Diamonds really are forever

Glittering from our high end watches in all their flawless perfection, diamonds seem far removed from their raw beginnings. Admiring these beautiful - and most expensive - watches has become a special rite of passage when visiting Bond Street for the first time, as the luxury diamond watches call to us in all their polished perfection. But don’t be fooled; the beautiful clarity you see today on your unique watch belies its gritty beginnings. The sheer grit and endurance it has taken to able them to come into being is the reason why these gems are so special, however. Formed over three billion years ago in the Earth’s crust, diamonds really are forever - or have been around forever, at least.

Diamonds aren’t just a gift from the Earth itself, but inextricably tied up in its creation. As the Earth formed in a ball of fire and and sheer molten energy, the intense temperatures reaching a sweltering 1000 degrees Centigrade, along with unimaginably high pressures 100 miles deep into the Earth, caused diamonds to form. They weren’t immediately created in a form we would now recognise, but rather converted from crystalline carbon, which changed its atomic structure under the pressure.

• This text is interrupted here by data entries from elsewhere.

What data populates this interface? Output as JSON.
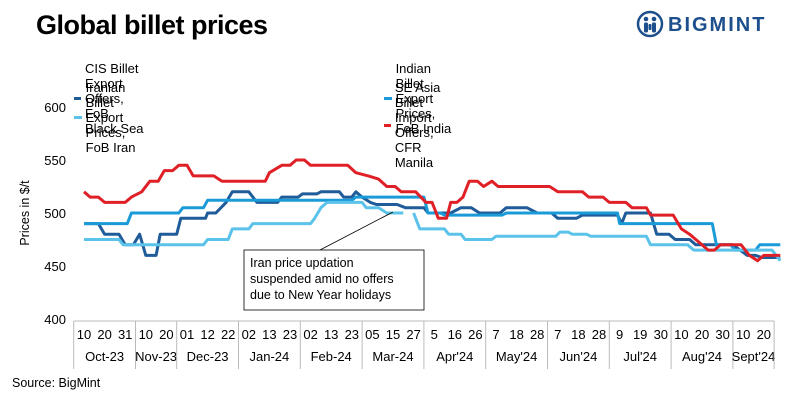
{
  "title": "Global billet prices",
  "brand": {
    "name": "BIGMINT",
    "icon": "bigmint-logo-icon",
    "color": "#1d4f8c"
  },
  "source": "Source: BigMint",
  "annotation": {
    "lines": [
      "Iran price updation",
      "suspended  amid no offers",
      "due to New Year holidays"
    ]
  },
  "chart_data": {
    "type": "line",
    "title": "Global billet prices",
    "ylabel": "Prices in $/t",
    "ylim": [
      400,
      600
    ],
    "yticks": [
      400,
      450,
      500,
      550,
      600
    ],
    "grid": false,
    "legend_position": "top",
    "x_tick_labels": [
      "10",
      "20",
      "31",
      "10",
      "20",
      "01",
      "12",
      "22",
      "02",
      "13",
      "23",
      "02",
      "13",
      "23",
      "05",
      "15",
      "27",
      "5",
      "16",
      "26",
      "7",
      "18",
      "28",
      "7",
      "18",
      "28",
      "9",
      "19",
      "30",
      "10",
      "20",
      "30",
      "10",
      "20"
    ],
    "months": [
      {
        "label": "Oct-23",
        "from": 0,
        "to": 3
      },
      {
        "label": "Nov-23",
        "from": 3,
        "to": 5
      },
      {
        "label": "Dec-23",
        "from": 5,
        "to": 8
      },
      {
        "label": "Jan-24",
        "from": 8,
        "to": 11
      },
      {
        "label": "Feb-24",
        "from": 11,
        "to": 14
      },
      {
        "label": "Mar-24",
        "from": 14,
        "to": 17
      },
      {
        "label": "Apr'24",
        "from": 17,
        "to": 20
      },
      {
        "label": "May'24",
        "from": 20,
        "to": 23
      },
      {
        "label": "Jun'24",
        "from": 23,
        "to": 26
      },
      {
        "label": "Jul'24",
        "from": 26,
        "to": 29
      },
      {
        "label": "Aug'24",
        "from": 29,
        "to": 32
      },
      {
        "label": "Sept'24",
        "from": 32,
        "to": 34
      }
    ],
    "series": [
      {
        "name": "CIS Billet Export Offers, FoB Black Sea",
        "color": "#1f5c99",
        "points": [
          [
            0,
            490
          ],
          [
            0.7,
            490
          ],
          [
            1,
            480
          ],
          [
            1.7,
            480
          ],
          [
            2,
            470
          ],
          [
            2.4,
            470
          ],
          [
            2.7,
            480
          ],
          [
            3,
            460
          ],
          [
            3.5,
            460
          ],
          [
            3.7,
            480
          ],
          [
            4.5,
            480
          ],
          [
            4.7,
            495
          ],
          [
            5.9,
            495
          ],
          [
            6,
            500
          ],
          [
            6.4,
            500
          ],
          [
            6.9,
            510
          ],
          [
            7.2,
            520
          ],
          [
            8,
            520
          ],
          [
            8.4,
            510
          ],
          [
            9.4,
            510
          ],
          [
            9.6,
            515
          ],
          [
            10.4,
            515
          ],
          [
            10.6,
            518
          ],
          [
            11.3,
            518
          ],
          [
            11.5,
            520
          ],
          [
            12.4,
            520
          ],
          [
            12.6,
            515
          ],
          [
            13,
            515
          ],
          [
            13.2,
            520
          ],
          [
            13.5,
            515
          ],
          [
            13.9,
            510
          ],
          [
            14.2,
            508
          ],
          [
            15.2,
            508
          ],
          [
            15.6,
            505
          ],
          [
            16.5,
            505
          ],
          [
            16.7,
            500
          ],
          [
            17.5,
            500
          ],
          [
            17.8,
            500
          ],
          [
            18.3,
            505
          ],
          [
            18.8,
            505
          ],
          [
            19.2,
            500
          ],
          [
            20.2,
            500
          ],
          [
            20.5,
            505
          ],
          [
            21.5,
            505
          ],
          [
            22,
            500
          ],
          [
            22.7,
            500
          ],
          [
            23,
            495
          ],
          [
            23.9,
            495
          ],
          [
            24.2,
            498
          ],
          [
            25.9,
            498
          ],
          [
            26.1,
            490
          ],
          [
            26.3,
            500
          ],
          [
            27.5,
            500
          ],
          [
            27.8,
            480
          ],
          [
            28.4,
            480
          ],
          [
            28.7,
            475
          ],
          [
            29.4,
            475
          ],
          [
            29.7,
            470
          ],
          [
            31.5,
            470
          ],
          [
            32.2,
            460
          ],
          [
            32.6,
            460
          ],
          [
            32.9,
            458
          ],
          [
            33.8,
            458
          ]
        ]
      },
      {
        "name": "Indian Billet Export Prices, FoB India",
        "color": "#1a9bd7",
        "points": [
          [
            0,
            490
          ],
          [
            2,
            490
          ],
          [
            2.1,
            490
          ],
          [
            2.3,
            500
          ],
          [
            4.6,
            500
          ],
          [
            4.8,
            505
          ],
          [
            5.8,
            505
          ],
          [
            6,
            512
          ],
          [
            13,
            512
          ],
          [
            13.2,
            515
          ],
          [
            16.5,
            515
          ],
          [
            16.7,
            500
          ],
          [
            17.3,
            500
          ],
          [
            17.5,
            498
          ],
          [
            20.3,
            498
          ],
          [
            20.5,
            500
          ],
          [
            23.5,
            500
          ],
          [
            23.7,
            500
          ],
          [
            25.9,
            500
          ],
          [
            26,
            490
          ],
          [
            29.7,
            490
          ],
          [
            29.9,
            490
          ],
          [
            30.5,
            490
          ],
          [
            30.7,
            470
          ],
          [
            31.4,
            470
          ],
          [
            31.6,
            465
          ],
          [
            32.6,
            465
          ],
          [
            32.8,
            470
          ],
          [
            33.8,
            470
          ]
        ]
      },
      {
        "name": "Iranian Billet Export Prices, FoB Iran",
        "color": "#5bc3ea",
        "points": [
          [
            0,
            475
          ],
          [
            1.7,
            475
          ],
          [
            1.9,
            470
          ],
          [
            4.5,
            470
          ],
          [
            5.8,
            470
          ],
          [
            6,
            475
          ],
          [
            7,
            475
          ],
          [
            7.2,
            485
          ],
          [
            8,
            485
          ],
          [
            8.2,
            490
          ],
          [
            11,
            490
          ],
          [
            11.2,
            495
          ],
          [
            11.5,
            505
          ],
          [
            11.8,
            510
          ],
          [
            13.5,
            510
          ],
          [
            13.7,
            505
          ],
          [
            14.3,
            505
          ],
          [
            14.7,
            500
          ],
          [
            15.5,
            500
          ],
          [
            15.5,
            null
          ],
          [
            16,
            null
          ],
          [
            16,
            500
          ],
          [
            16.3,
            485
          ],
          [
            17.5,
            485
          ],
          [
            17.7,
            480
          ],
          [
            18.3,
            480
          ],
          [
            18.5,
            475
          ],
          [
            19.8,
            475
          ],
          [
            20,
            478
          ],
          [
            22.9,
            478
          ],
          [
            23.1,
            482
          ],
          [
            23.5,
            482
          ],
          [
            23.7,
            480
          ],
          [
            24.4,
            480
          ],
          [
            24.6,
            478
          ],
          [
            27.3,
            478
          ],
          [
            27.5,
            470
          ],
          [
            29.3,
            470
          ],
          [
            29.6,
            465
          ],
          [
            31.8,
            465
          ],
          [
            32.1,
            465
          ],
          [
            33.4,
            465
          ],
          [
            33.8,
            455
          ]
        ]
      },
      {
        "name": "SE Asia Billet Import Offers, CFR Manila",
        "color": "#e02027",
        "points": [
          [
            0,
            520
          ],
          [
            0.3,
            515
          ],
          [
            0.7,
            515
          ],
          [
            1,
            510
          ],
          [
            2,
            510
          ],
          [
            2.3,
            515
          ],
          [
            2.8,
            520
          ],
          [
            3.2,
            530
          ],
          [
            3.6,
            530
          ],
          [
            3.9,
            540
          ],
          [
            4.3,
            540
          ],
          [
            4.6,
            545
          ],
          [
            5,
            545
          ],
          [
            5.3,
            535
          ],
          [
            5.6,
            535
          ],
          [
            5.8,
            535
          ],
          [
            6.3,
            535
          ],
          [
            6.7,
            530
          ],
          [
            8.8,
            530
          ],
          [
            9,
            538
          ],
          [
            9.6,
            545
          ],
          [
            10,
            545
          ],
          [
            10.3,
            550
          ],
          [
            10.7,
            550
          ],
          [
            11,
            545
          ],
          [
            12.8,
            545
          ],
          [
            13.2,
            538
          ],
          [
            13.8,
            535
          ],
          [
            14.3,
            532
          ],
          [
            14.7,
            525
          ],
          [
            15.1,
            525
          ],
          [
            15.4,
            520
          ],
          [
            16.1,
            520
          ],
          [
            16.6,
            510
          ],
          [
            16.9,
            510
          ],
          [
            17.2,
            495
          ],
          [
            17.6,
            495
          ],
          [
            17.8,
            510
          ],
          [
            18.1,
            510
          ],
          [
            18.4,
            515
          ],
          [
            18.7,
            530
          ],
          [
            19.1,
            530
          ],
          [
            19.4,
            525
          ],
          [
            19.8,
            530
          ],
          [
            20.1,
            525
          ],
          [
            22.6,
            525
          ],
          [
            23,
            520
          ],
          [
            24.2,
            520
          ],
          [
            24.5,
            515
          ],
          [
            25.2,
            515
          ],
          [
            25.5,
            510
          ],
          [
            26.3,
            510
          ],
          [
            26.6,
            505
          ],
          [
            27.3,
            505
          ],
          [
            27.5,
            498
          ],
          [
            28.6,
            498
          ],
          [
            29,
            485
          ],
          [
            29.4,
            480
          ],
          [
            29.7,
            475
          ],
          [
            30,
            470
          ],
          [
            30.3,
            465
          ],
          [
            30.6,
            465
          ],
          [
            30.9,
            470
          ],
          [
            31.5,
            470
          ],
          [
            31.9,
            470
          ],
          [
            32.3,
            460
          ],
          [
            32.7,
            455
          ],
          [
            33,
            460
          ],
          [
            33.8,
            460
          ]
        ]
      }
    ]
  }
}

Enduring symbols of everlasting love

These new diamonds would have sat under the Earth’s surface for eternity, untouched by man, if it wasn’t for powerful volcanic eruptions beginning from a point three times deeper than the ones we hear of today. Magma, which formed alongside diamonds, rapidly expanded before bursting to the Earth’s surface and taking rocks studded with diamonds with them, luckily for us.

Fitting, then, that diamonds which have not only survived under extreme pressure, but thrived in it, are enduring symbols of everlasting love today.